Evaluating the internal vertices
The internal vertices are represented as an array of (splitting feature, threshold value) pairs ordered according to a pre-order traversal of the decision tree. Every internal vertex in the tree is evaluated to ensure privacy, even if the input sample would never reach the vertex. We perform oblivious lookup in the input sample to obtain the feature value corresponding to the splitting feature in each vertex. Then, we perform secure comparison between the feature value and the threshold value. The output of this step is an array of secret-shared bits, where 1 represents that the comparison held true, and 0 represents that it did not.
fn evaluate_internal_vertices(internal_vertices: [InternalVertex; 7], sample: [Sbi16; 10]) -> [Sbu1; 7] {
let mut result: [Sbu1; 7] = [Sbu1::from(false); 7];
for i in 0usize..7usize {
let value: Sbi16 = lookup_in_sbi8_array(sample, internal_vertices[i].feature);
if value <= internal_vertices[i].threshold {
result[i] = Sbu1::from(true);
}
}
result
}
Evaluating the paths
In this step, we use the result of evaluating the internal vertices to secretly compute the consistency of each path with respect to the input sample. Like the internal vertices, the paths are ordered according to a pre-order traversal of the tree. A path is evaluated through a series of bitwise AND operations between the secret-shared comparison results of every internal vertex that appears in the path. Each internal vertex splits into two branches, left and right. Whenever the path follows a right branch, we negate the result of the evaluation of the given internal vertex. The output of this step is an array of secret-shared bits, where 1 represents that the path was consistent with the input sample, and 0 represents that it was not. Only one entry will contain a 1, corresponding to the actual path taken by the input sample, but since the bits are secret-shared, no one will know which entry that is.

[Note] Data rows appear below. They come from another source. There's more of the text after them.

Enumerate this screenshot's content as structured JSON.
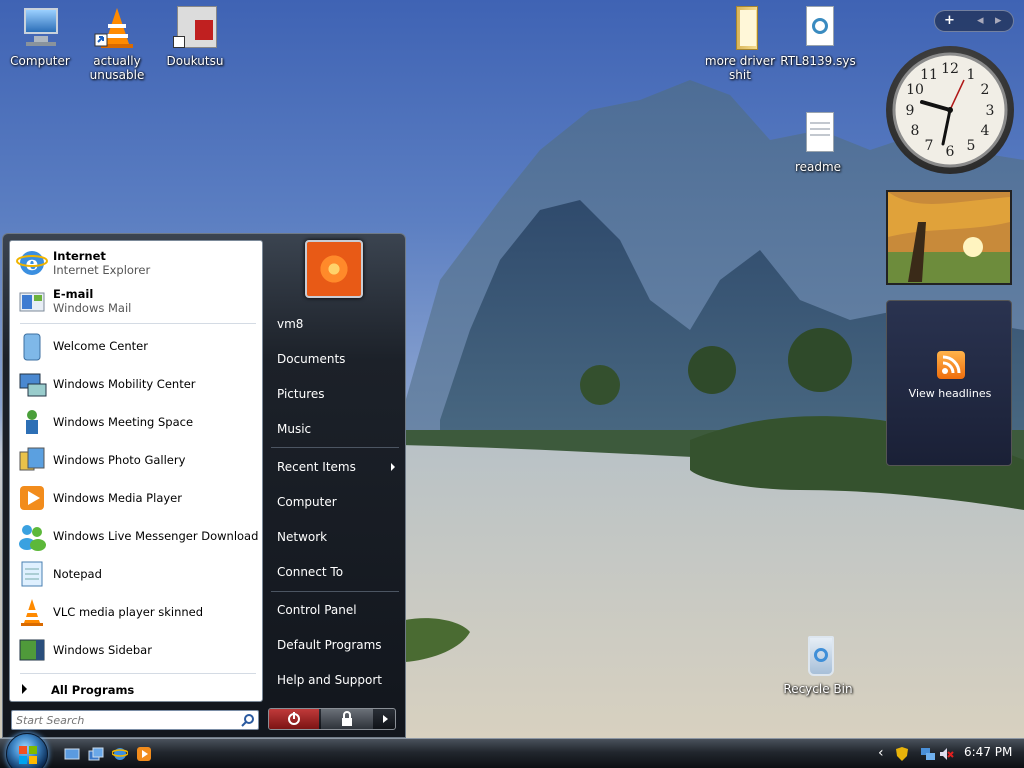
{
  "desktop_icons": [
    {
      "label": "Computer",
      "icon": "computer-icon"
    },
    {
      "label": "actually unusable",
      "icon": "vlc-cone-icon"
    },
    {
      "label": "Doukutsu",
      "icon": "game-shortcut-icon"
    },
    {
      "label": "more driver shit",
      "icon": "folder-icon"
    },
    {
      "label": "RTL8139.sys",
      "icon": "system-file-icon"
    },
    {
      "label": "readme",
      "icon": "text-file-icon"
    },
    {
      "label": "Recycle Bin",
      "icon": "recycle-bin-icon"
    }
  ],
  "sidebar": {
    "controls": {
      "add": "+",
      "prev": "◂",
      "next": "▸"
    },
    "clock_numbers": [
      "12",
      "1",
      "2",
      "3",
      "4",
      "5",
      "6",
      "7",
      "8",
      "9",
      "10",
      "11"
    ],
    "feed": {
      "label": "View headlines"
    }
  },
  "start_menu": {
    "pinned": [
      {
        "title": "Internet",
        "subtitle": "Internet Explorer",
        "icon": "internet-explorer-icon"
      },
      {
        "title": "E-mail",
        "subtitle": "Windows Mail",
        "icon": "windows-mail-icon"
      }
    ],
    "programs": [
      {
        "label": "Welcome Center",
        "icon": "welcome-center-icon"
      },
      {
        "label": "Windows Mobility Center",
        "icon": "mobility-center-icon"
      },
      {
        "label": "Windows Meeting Space",
        "icon": "meeting-space-icon"
      },
      {
        "label": "Windows Photo Gallery",
        "icon": "photo-gallery-icon"
      },
      {
        "label": "Windows Media Player",
        "icon": "media-player-icon"
      },
      {
        "label": "Windows Live Messenger Download",
        "icon": "messenger-icon"
      },
      {
        "label": "Notepad",
        "icon": "notepad-icon"
      },
      {
        "label": "VLC media player skinned",
        "icon": "vlc-icon"
      },
      {
        "label": "Windows Sidebar",
        "icon": "sidebar-icon"
      }
    ],
    "all_programs": "All Programs",
    "search_placeholder": "Start Search",
    "right_items": {
      "user": "vm8",
      "documents": "Documents",
      "pictures": "Pictures",
      "music": "Music",
      "recent": "Recent Items",
      "computer": "Computer",
      "network": "Network",
      "connect": "Connect To",
      "control_panel": "Control Panel",
      "default_programs": "Default Programs",
      "help": "Help and Support"
    }
  },
  "taskbar": {
    "quick_launch": [
      "show-desktop-icon",
      "switch-windows-icon",
      "internet-explorer-icon",
      "media-player-icon"
    ],
    "tray_arrow": "‹",
    "time": "6:47 PM"
  }
}
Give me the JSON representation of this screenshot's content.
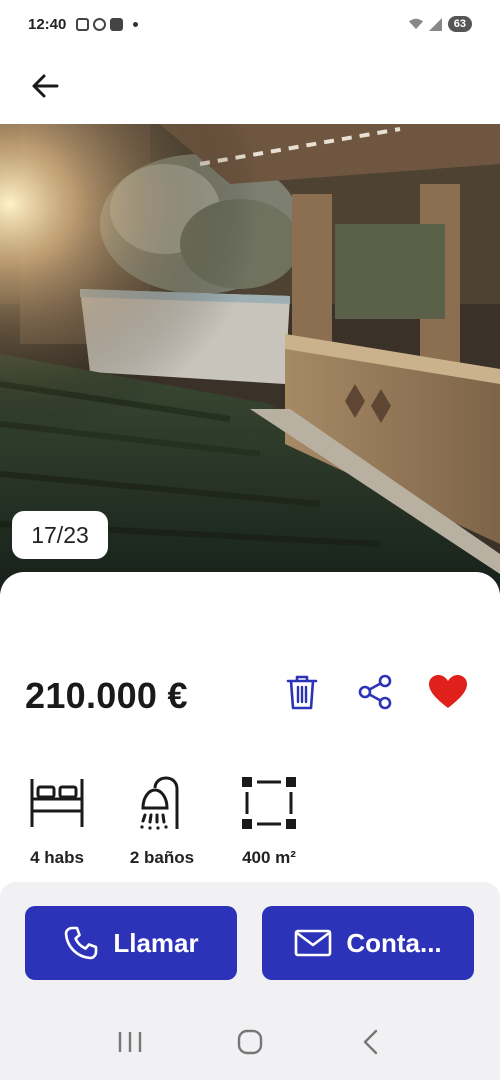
{
  "status_bar": {
    "time": "12:40",
    "battery": "63"
  },
  "photo": {
    "counter": "17/23"
  },
  "listing": {
    "price": "210.000 €",
    "features": [
      {
        "icon": "bed-icon",
        "label": "4 habs"
      },
      {
        "icon": "shower-icon",
        "label": "2 baños"
      },
      {
        "icon": "area-icon",
        "label": "400 m²"
      }
    ]
  },
  "actions": {
    "call_label": "Llamar",
    "contact_label": "Conta..."
  },
  "colors": {
    "primary": "#2c33b8",
    "icon_blue": "#2c33b8",
    "favorite": "#e0201b"
  }
}
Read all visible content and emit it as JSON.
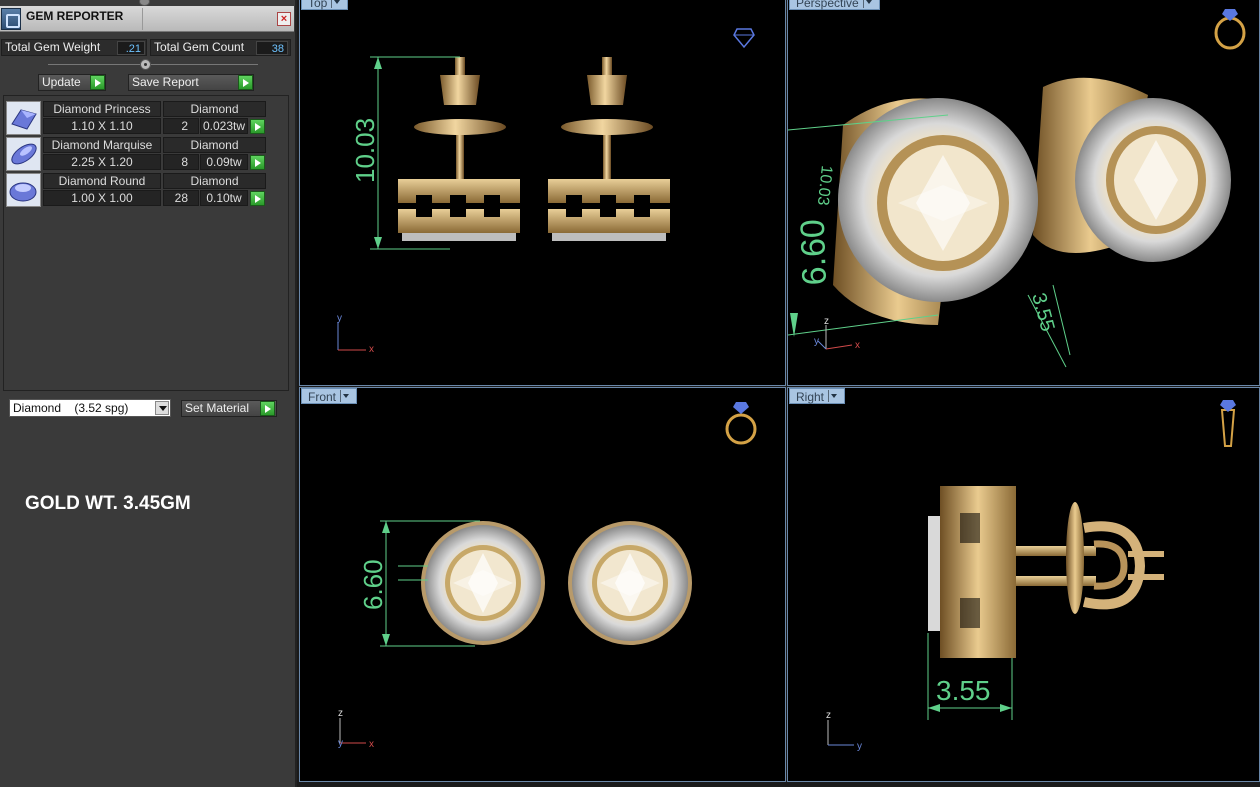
{
  "panel": {
    "title": "GEM REPORTER",
    "close_label": "×",
    "total_weight_label": "Total Gem Weight",
    "total_weight_value": ".21",
    "total_count_label": "Total Gem Count",
    "total_count_value": "38",
    "update_label": "Update",
    "save_report_label": "Save Report",
    "gems": [
      {
        "shape": "Diamond Princess",
        "material": "Diamond",
        "size": "1.10 X 1.10",
        "count": "2",
        "weight": "0.023tw"
      },
      {
        "shape": "Diamond Marquise",
        "material": "Diamond",
        "size": "2.25 X 1.20",
        "count": "8",
        "weight": "0.09tw"
      },
      {
        "shape": "Diamond Round",
        "material": "Diamond",
        "size": "1.00 X 1.00",
        "count": "28",
        "weight": "0.10tw"
      }
    ],
    "material_select_value": "Diamond    (3.52 spg)",
    "set_material_label": "Set Material",
    "gold_weight_text": "GOLD WT. 3.45GM"
  },
  "viewports": {
    "top": {
      "tab": "Top",
      "dimension": "10.03",
      "icon": "gem-icon"
    },
    "perspective": {
      "tab": "Perspective",
      "dimension_a": "6.60",
      "dimension_b": "10.03",
      "dimension_c": "3.55",
      "icon": "ring-icon"
    },
    "front": {
      "tab": "Front",
      "dimension": "6.60",
      "icon": "ring-icon"
    },
    "right": {
      "tab": "Right",
      "dimension": "3.55",
      "icon": "side-ring-icon"
    }
  },
  "axes": {
    "x": "x",
    "y": "y",
    "z": "z"
  },
  "colors": {
    "gold": "#d4b27a",
    "dimension": "#5fd08a",
    "viewport_tab": "#a9c5e2",
    "accent_green": "#3fb53f"
  }
}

fn evaluate_paths(vertex_evaluation: [Sbu1; 7]) -> [Sbu1; 8] {
let result: [Sbu1; 8] = [
vertex_evaluation[0] & vertex_evaluation[1] & vertex_evaluation[2],
vertex_evaluation[0] & vertex_evaluation[1] & !vertex_evaluation[2],
vertex_evaluation[0] & !vertex_evaluation[1] & vertex_evaluation[3],
vertex_evaluation[0] & !vertex_evaluation[1] & !vertex_evaluation[3],
!vertex_evaluation[0] & vertex_evaluation[4] & vertex_evaluation[5],
!vertex_evaluation[0] & vertex_evaluation[4] & !vertex_evaluation[5],
!vertex_evaluation[0] & !vertex_evaluation[4] & vertex_evaluation[6],
!vertex_evaluation[0] & !vertex_evaluation[4] & !vertex_evaluation[6],
];
result
}
Obtaining the output
Finally, we use the result of evaluating the paths and the secret-shared class predictions in the leaf vertices. The leaf vertices are represented as an array ordered according to when they are visited during a pre-order traversal of the tree. First, we perform elementwise AND operations between the path evaluations and the class predictions to isolate the class prediction in the leaf vertex where the actual path ends. Then, we perform bitwise OR operations on the resulting array of secret-shared bits to obtain the final, secret-shared output.
fn predict_class(path_evaluation: [Sbu1; 8], leaf_vertices: [LeafVertex; 8]) -> Sbu1 {
let mut product: [Sbu1; 8] = [Sbu1::from(false); 8];
for i in 0usize..8 {
let eval: Sbu1 = path_evaluation[i];
let class: Sbu1 = leaf_vertices[i].classification;
product[i] = eval & class;
}
let mut result: Sbu1 = Sbu1::from(false);
for i in 0usize..8 {
result = result | product[i];
}
result
}
Adapt to your own binary decision tree classifier
While this contract example is tailored to a particular scenario, the ZK Rust code necessary to perform inference on the model only depends to a small extend on the characteristics of the input sample and the structure of the decision tree. If you want to adapt the code to your own binary decision tree classifier, you only need to change the number of feature values in the input sample, the number of internal vertices and leaf vertices, and the hardcoded paths in the path evaluation function. Keep in mind that our inference approach is best suited for small decision trees, since the computational complexity grows quickly with the size of the tree.